Exposing personal details that will affect the lives and mental health of minors who are not in a position to explain or defend themselves is a form of cyber-bullying. Considering what we have discussed about the nature of cyber-bullying and its long-reaching effects, let us consider the risks that the children caught in this controversial saga have been exposed to. In the wake of this family crisis, these children have been put at the risk of facing ridicule from their colleagues at school and other social circles. Whereas the issue of their paternity might have been discussed privately as a family, the public exposure of it online raises questions of one’s personal sense of identity to the public. These children have been forced, by no will of their own, to grapple with this momentous crisis in the public eye. Feelings of isolation, loneliness and distrust of people are likely to arise through this experience.

Considering the above, it is important to educate our media outlets that their information sharing should not be at the expense of the mental health and vitality of innocent individuals. Rather information sharing should be about empowering and educating individuals about pertinent issues in their lives while also uplifting their well-being.

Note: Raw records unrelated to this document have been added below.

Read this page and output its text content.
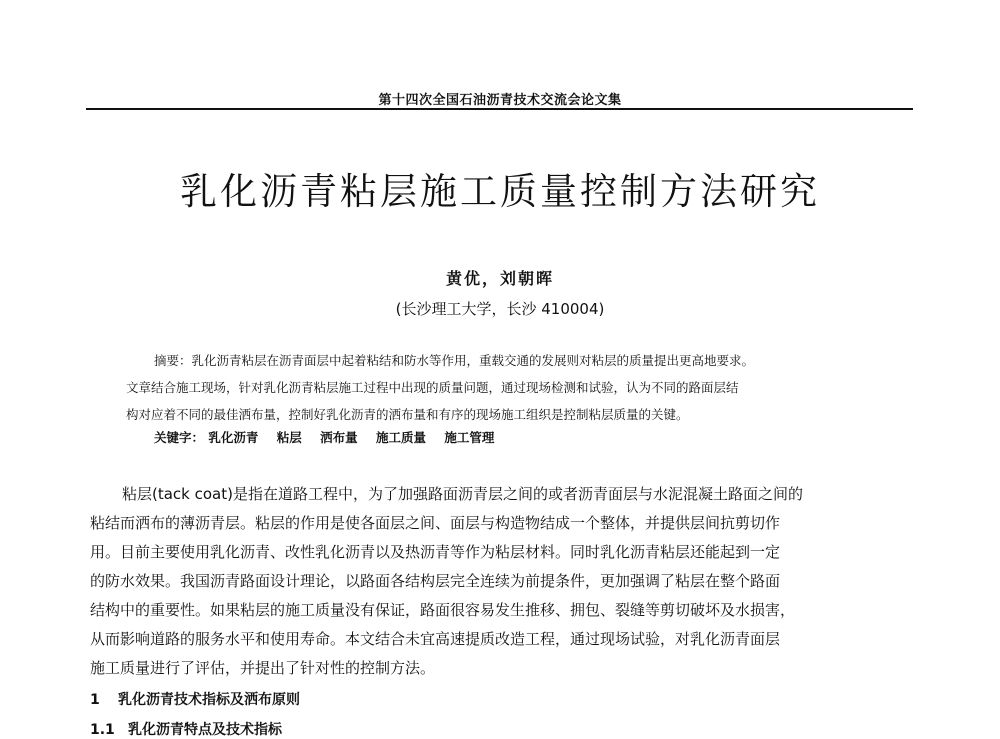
第十四次全国石油沥青技术交流会论文集
乳化沥青粘层施工质量控制方法研究
黄优，刘朝晖
(长沙理工大学，长沙 410004)
摘要：乳化沥青粘层在沥青面层中起着粘结和防水等作用，重载交通的发展则对粘层的质量提出更高地要求。
文章结合施工现场，针对乳化沥青粘层施工过程中出现的质量问题，通过现场检测和试验，认为不同的路面层结
构对应着不同的最佳洒布量，控制好乳化沥青的洒布量和有序的现场施工组织是控制粘层质量的关键。
关键字： 乳化沥青 粘层 洒布量 施工质量 施工管理
粘层(tack coat)是指在道路工程中，为了加强路面沥青层之间的或者沥青面层与水泥混凝土路面之间的
粘结而洒布的薄沥青层。粘层的作用是使各面层之间、面层与构造物结成一个整体，并提供层间抗剪切作
用。目前主要使用乳化沥青、改性乳化沥青以及热沥青等作为粘层材料。同时乳化沥青粘层还能起到一定
的防水效果。我国沥青路面设计理论，以路面各结构层完全连续为前提条件，更加强调了粘层在整个路面
结构中的重要性。如果粘层的施工质量没有保证，路面很容易发生推移、拥包、裂缝等剪切破坏及水损害，
从而影响道路的服务水平和使用寿命。本文结合未宜高速提质改造工程，通过现场试验，对乳化沥青面层
施工质量进行了评估，并提出了针对性的控制方法。
1 乳化沥青技术指标及洒布原则
1.1 乳化沥青特点及技术指标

Our call is for our government and the relevant regulatory bodies of our media outlets to take these factors into serious consideration and operate with full knowledge of the impact that their actions might have on the mental health of the individuals being written about.

One way to instill sensitive and ethical journalism is to train reporters, editors or media groups, arming them with knowledge of psychosocial aspects of their information sharing so that they avoid inadvertently subjecting countless people to psychological trauma which they may never fully recover from. For individuals, it is just as important to be aware of the potential dangerous effects that social media can have on one’s own mental health as well as that of others.